MAIS L’APPARITION DE NOUVELLES ESPÈCES PISCICOLES EXOGÈNES…
Cependant des évolutions moins favorables sont également constatées avec :
- Une apparition de nouvelles espèces piscicoles exogènes : la gambusie, l’ide mélanote, la grémille et le silure glane.


- Un recul de l’ablette et du brochet comparativement à la perche et au sandre.
- Sur l’étang, une qualité du phytoplancton moyenne et un milieu riche en éléments nutritifs (état eutrophe) d’après la transparence et le taux de chlorophylle A. A mettre en lien avec la plus forte présence en 2018 du sandre et des deux espèces de brèmes sur l’étang mais également une capture totale en poissons qui augmentent indiquant une plus forte productivité du milieu.
EN DEUX ANS PLUS DE 1400 ÉCREVISSES DE LOUISIANE CAPTURÉES
Le suivi mené en 2017 et 2018 a permis de mettre en évidence plusieurs éléments sur la population d’écrevisses de Louisiane présente sur la Réserve :
- Plus de 1400 écrevisses capturées, mesurées et sexées soit 18 kg en deux ans
- Les effectifs capturés en 2018 (10 écrevisses par engin/24h) sont presque deux fois moins importants qu’en 2017 (6 écrevisses par engin/24h) mais les biomasses sont quasiment équivalentes. Les écrevisses capturées ont un poids plus élevé et sont probablement plus âgées.
- L’activité des écrevisses est plus importante entre mai et septembre chaque année, lorsque les températures sont plus élevées.
- Très peu de juvéniles ont été capturés, mais il semble qu’ils privilégient la station située sur le marais où la végétation est plus dense.
- Au moins 2 générations d’écrevisses sont produites chaque année sur la Réserve, soit une première période de reproduction à l’automne (septembre-octobre 2017) et une deuxième période au printemps (mars-mai 2018).


LA RÉSERVE SERA TOUJOURS SOUS SURVEILLANCE
En termes de perspectives, il est prévu de réaliser :
- La poursuite de suivi des populations d’écrevisses exotiques en 2019.

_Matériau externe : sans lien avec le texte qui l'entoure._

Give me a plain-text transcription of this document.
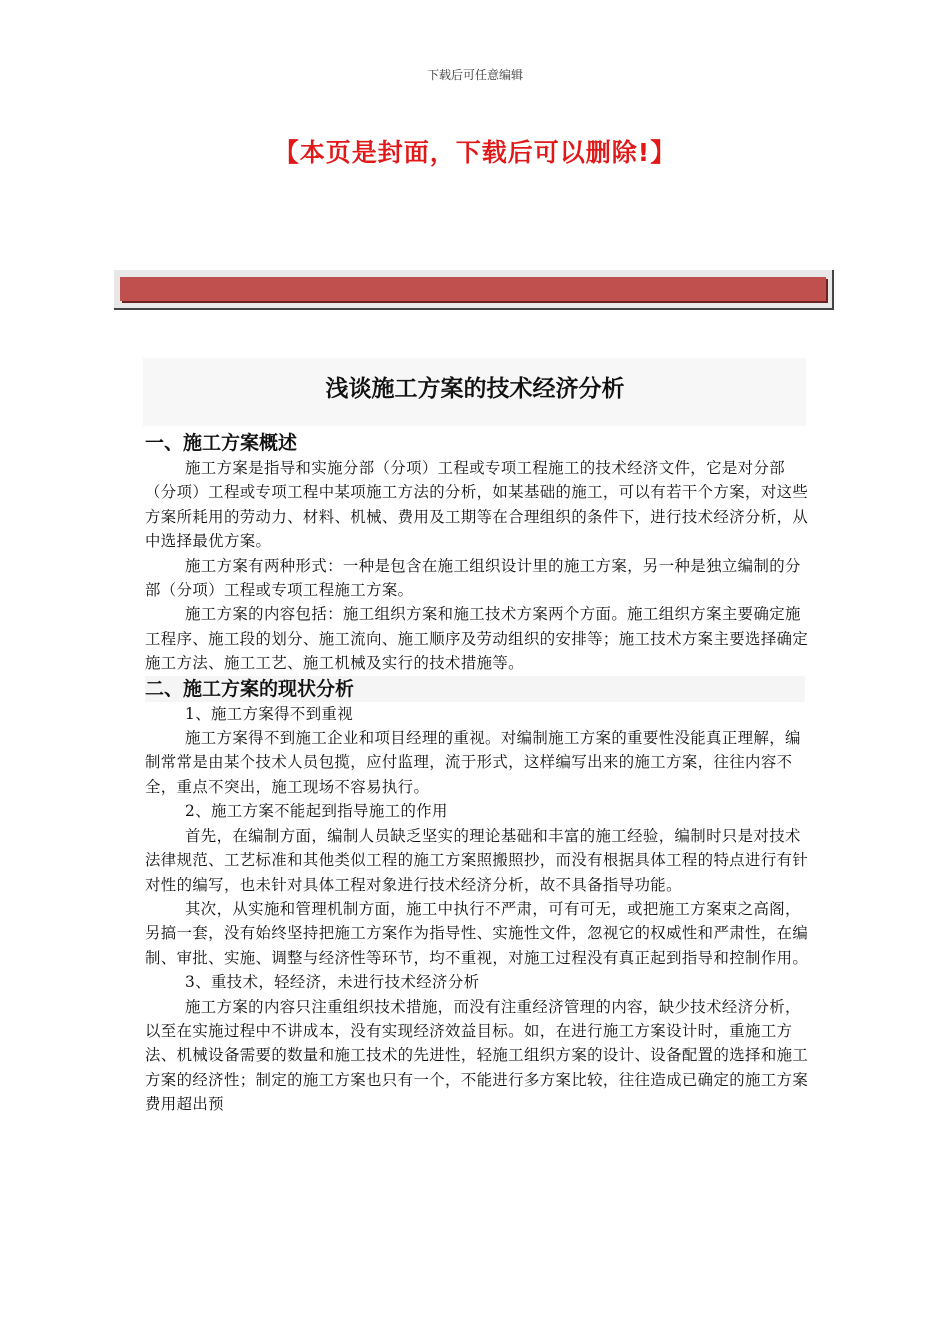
下载后可任意编辑
【本页是封面，下载后可以删除!】
浅谈施工方案的技术经济分析
一、施工方案概述

施工方案是指导和实施分部（分项）工程或专项工程施工的技术经济文件，它是对分部（分项）工程或专项工程中某项施工方法的分析，如某基础的施工，可以有若干个方案，对这些方案所耗用的劳动力、材料、机械、费用及工期等在合理组织的条件下，进行技术经济分析，从中选择最优方案。

施工方案有两种形式：一种是包含在施工组织设计里的施工方案，另一种是独立编制的分部（分项）工程或专项工程施工方案。

施工方案的内容包括：施工组织方案和施工技术方案两个方面。施工组织方案主要确定施工程序、施工段的划分、施工流向、施工顺序及劳动组织的安排等；施工技术方案主要选择确定施工方法、施工工艺、施工机械及实行的技术措施等。

二、施工方案的现状分析

1、施工方案得不到重视

施工方案得不到施工企业和项目经理的重视。对编制施工方案的重要性没能真正理解，编制常常是由某个技术人员包揽，应付监理，流于形式，这样编写出来的施工方案，往往内容不全，重点不突出，施工现场不容易执行。

2、施工方案不能起到指导施工的作用

首先，在编制方面，编制人员缺乏坚实的理论基础和丰富的施工经验，编制时只是对技术法律规范、工艺标准和其他类似工程的施工方案照搬照抄，而没有根据具体工程的特点进行有针对性的编写，也未针对具体工程对象进行技术经济分析，故不具备指导功能。

其次，从实施和管理机制方面，施工中执行不严肃，可有可无，或把施工方案束之高阁，另搞一套，没有始终坚持把施工方案作为指导性、实施性文件，忽视它的权威性和严肃性，在编制、审批、实施、调整与经济性等环节，均不重视，对施工过程没有真正起到指导和控制作用。

3、重技术，轻经济，未进行技术经济分析

施工方案的内容只注重组织技术措施，而没有注重经济管理的内容，缺少技术经济分析，以至在实施过程中不讲成本，没有实现经济效益目标。如，在进行施工方案设计时，重施工方法、机械设备需要的数量和施工技术的先进性，轻施工组织方案的设计、设备配置的选择和施工方案的经济性；制定的施工方案也只有一个，不能进行多方案比较，往往造成已确定的施工方案费用超出预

- Une nouvelle étude bathymétrique de l’étang d’ici 5 à 10 ans, à l’aide du même protocole et d’outils calibrés de manière identique à 2018, pour suivre l’évolution de la hauteur de sédiment (comblement).
- Un suivi de la trophie du plan d’eau en corrélation avec la surveillance de l’évolution du peuplement piscicole réalisé tous les 10 ans.
- Un suivi de la présence des nouvelles espèces exogènes observées dans la Réserve et de celles déjà implantées.
- Selon les résultats du suivi de la passe à poisson poursuivi début 2018, d’optimiser au besoin la gestion hydraulique de la passe.